Hehehe,
Pete:
What an interesting post.
I have worked games before 39,000 and 40,000 people in the stands. The advantage of working in an MLB Stadium is that the crowd is so far away you really can't hear any comments directly from the fans. You, of course, can hear the huge crowd noise but I have heard many, many more comments in high school games where the "crowd" is sometimes less than 15' from the dish.
I have also seen myself work on TV. Some of our college games are played live on TV and then re-cylced on cable over-and-over.
I also have hired an evaluation firm each of the last three year to video me when I umpire.
Here's point:
When you see yourself on the big screen it sure doesn't happen the way you think it does!
Seriously, I was flat out embarrasssed by my "look" in my plate tape of three years agao. If, as the experts say, TV adds 25 to 30 pounds to the average person think what it did to a 275 pound FATTY! It was flat out embarrassing.
My tape from this season if much better simply because I am just under 200 pounds now and that makes me not only look better but I do move better.
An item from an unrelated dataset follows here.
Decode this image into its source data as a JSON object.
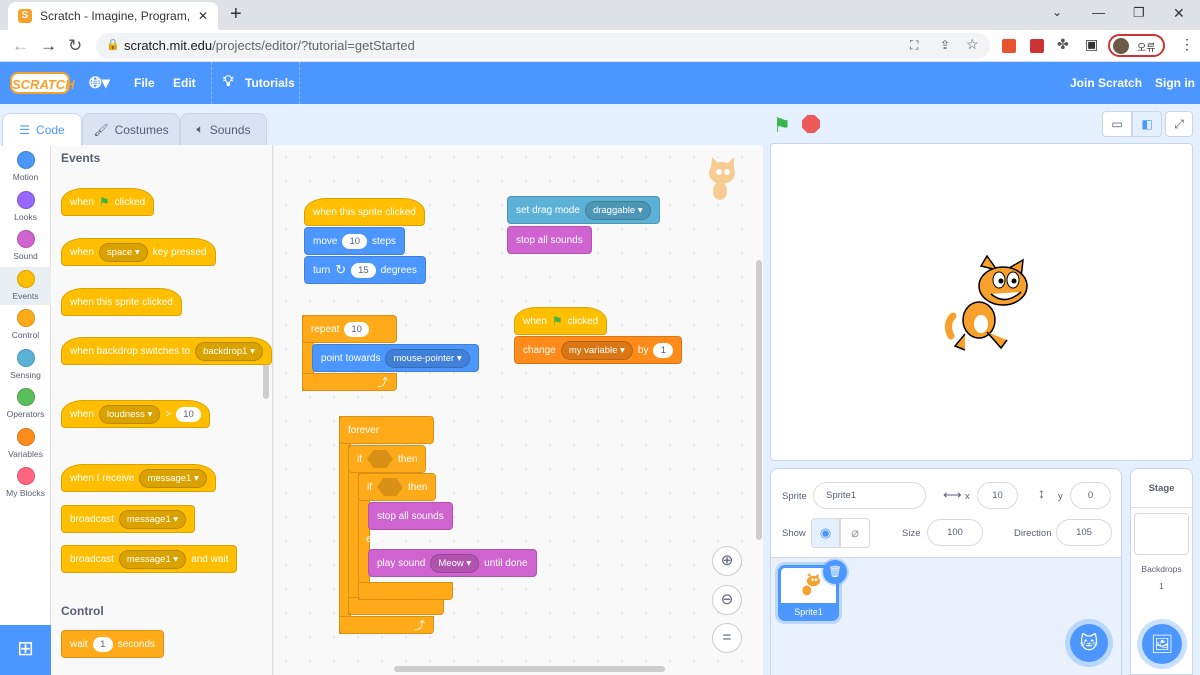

From my college tapes it is fortunate (?) there is no centerfield camera to evaluate my "K Zone" . . . I know I call the bottom of the knee and I am afraid of what it would look like when the catcher snatches the pitch just above ground level.
I don't buy outright your concerns over the size of players -- I work plenty of high school games where heights of players are drastically different. I adjust the best I can -- sometimes you win, other times you tie.
In another thread SDS speaks of "pressure" of working sub-varsity games compared to varsity contests . . . while I have identified that it is just a different type of pressure . . . REAL PRESSURE is to walk out of the tunnel and see a see of 40,000 fans that don't give a $hit about the job you are about to do . . . and noticing how FAST real baseball (tm) happens.